Published December 4, 2018
Buffalo, NY is well-known for their chicken wings and the geological wonder of Niagara Falls, but what else is there to learn about in the community? To answer this question, Noemi Waight and Sarah Robert, associate professors from the Department of Learning and Instruction are collaborating on a project, “Preservice Teachers Biking to 'uncover' Science and Social Studies in their Buffalo Communities.”
Science and social studies students aspiring to become teachers are pushed to learn outside of the classroom, as they are taught to engage in local context-specific scientific and social phenomena in their surrounding communities.
“Our goal as educators is to emphasize interdisciplinary science and social studies teaching and learning, which starts with the child, what they bring to the classroom and how their environment informs their knowledge,” Waight said. “It is not about telling our students but rather allowing them to experience it for themselves, and what better way to do that than by biking, a healthy and environmentally conscious approach.”
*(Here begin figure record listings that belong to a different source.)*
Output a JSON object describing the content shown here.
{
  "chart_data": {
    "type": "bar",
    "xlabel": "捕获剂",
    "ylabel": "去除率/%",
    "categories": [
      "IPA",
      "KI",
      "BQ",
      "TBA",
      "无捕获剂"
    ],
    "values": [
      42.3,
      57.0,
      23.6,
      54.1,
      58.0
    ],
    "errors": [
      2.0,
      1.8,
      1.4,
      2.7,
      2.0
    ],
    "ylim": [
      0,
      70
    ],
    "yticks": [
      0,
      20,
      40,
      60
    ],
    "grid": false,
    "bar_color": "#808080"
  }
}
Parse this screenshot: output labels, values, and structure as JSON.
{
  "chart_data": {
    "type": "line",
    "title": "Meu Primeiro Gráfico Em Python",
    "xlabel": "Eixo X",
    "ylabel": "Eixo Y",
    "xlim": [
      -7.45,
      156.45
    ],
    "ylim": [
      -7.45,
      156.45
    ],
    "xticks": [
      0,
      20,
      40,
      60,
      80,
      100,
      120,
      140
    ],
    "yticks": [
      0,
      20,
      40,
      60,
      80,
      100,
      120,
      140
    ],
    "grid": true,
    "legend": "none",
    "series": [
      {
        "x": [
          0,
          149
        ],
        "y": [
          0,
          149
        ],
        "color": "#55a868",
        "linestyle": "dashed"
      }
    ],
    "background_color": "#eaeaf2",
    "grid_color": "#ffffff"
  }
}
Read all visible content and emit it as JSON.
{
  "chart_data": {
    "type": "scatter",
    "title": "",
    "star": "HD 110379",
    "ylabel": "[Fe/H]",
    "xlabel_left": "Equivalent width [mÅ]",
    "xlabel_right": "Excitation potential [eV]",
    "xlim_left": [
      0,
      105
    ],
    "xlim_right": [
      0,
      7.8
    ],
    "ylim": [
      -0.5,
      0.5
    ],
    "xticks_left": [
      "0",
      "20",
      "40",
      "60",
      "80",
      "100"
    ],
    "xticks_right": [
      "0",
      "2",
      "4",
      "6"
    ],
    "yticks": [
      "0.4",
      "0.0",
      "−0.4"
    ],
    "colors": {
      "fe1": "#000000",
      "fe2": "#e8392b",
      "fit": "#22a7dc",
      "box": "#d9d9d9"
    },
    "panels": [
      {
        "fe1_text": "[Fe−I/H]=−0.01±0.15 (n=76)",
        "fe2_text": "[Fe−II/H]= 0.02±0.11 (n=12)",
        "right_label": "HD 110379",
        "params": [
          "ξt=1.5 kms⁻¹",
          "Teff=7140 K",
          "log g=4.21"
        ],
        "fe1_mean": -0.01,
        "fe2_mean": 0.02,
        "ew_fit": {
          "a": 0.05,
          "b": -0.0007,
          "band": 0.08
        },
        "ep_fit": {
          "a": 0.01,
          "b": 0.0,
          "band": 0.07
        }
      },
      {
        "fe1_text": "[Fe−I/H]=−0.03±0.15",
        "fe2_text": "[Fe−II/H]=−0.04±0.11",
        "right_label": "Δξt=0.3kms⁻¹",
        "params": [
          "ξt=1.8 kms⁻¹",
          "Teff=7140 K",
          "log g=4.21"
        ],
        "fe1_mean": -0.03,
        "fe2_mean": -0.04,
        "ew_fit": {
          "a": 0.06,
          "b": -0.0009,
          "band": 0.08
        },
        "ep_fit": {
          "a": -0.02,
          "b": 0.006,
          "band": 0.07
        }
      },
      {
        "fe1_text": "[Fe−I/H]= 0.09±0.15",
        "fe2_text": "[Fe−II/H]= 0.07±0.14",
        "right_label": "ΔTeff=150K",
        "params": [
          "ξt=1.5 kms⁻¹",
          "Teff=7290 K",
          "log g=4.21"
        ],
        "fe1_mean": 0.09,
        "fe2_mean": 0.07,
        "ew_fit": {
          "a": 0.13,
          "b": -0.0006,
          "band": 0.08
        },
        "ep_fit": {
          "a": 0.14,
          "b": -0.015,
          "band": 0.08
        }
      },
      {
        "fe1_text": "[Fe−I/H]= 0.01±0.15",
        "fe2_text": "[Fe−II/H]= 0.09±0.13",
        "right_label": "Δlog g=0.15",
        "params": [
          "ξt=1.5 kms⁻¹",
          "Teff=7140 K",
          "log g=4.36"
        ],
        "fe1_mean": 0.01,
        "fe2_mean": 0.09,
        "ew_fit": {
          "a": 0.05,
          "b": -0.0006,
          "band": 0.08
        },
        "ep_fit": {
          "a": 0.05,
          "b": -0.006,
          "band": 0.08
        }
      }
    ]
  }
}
Preservice teachers can draw on different community resources to learn about the communities where they could potentially be teaching in the future. One instance is a biking trip through the West Side of Buffalo and onto Broderick Park and Unity Island where preservice teachers focused on scientific phenomena. For example, in the case of science, addressing the invasive species and also the restoration of the flora on Unity Island. Students also visited the Buffalo History museum to examine the history of Buffalo and learn about the Haudenosaunee, the first inhabitants of the Buffalo area.
“It is important for our students to learn about this history and thus understand the changing demographics and landscape for K-12 schooling in Western New York,” Waight said. “This project helps teachers and students become more active advocates of their community because they understand why they must protect their environment.”
Waight and Robert enjoy biking and exploring the community so much that they decided to start this project that introduces aspiring teachers to the main aspects of Buffalo. “In my case, I am not from Buffalo and one of the ways I learned about my community is through biking, which is a very healthy way to explore and offer an opportunity to cover more distance,” Waight said. Students noted they learned a lot from this experience and a few expressed they had never spent time on the West Side in their reflections.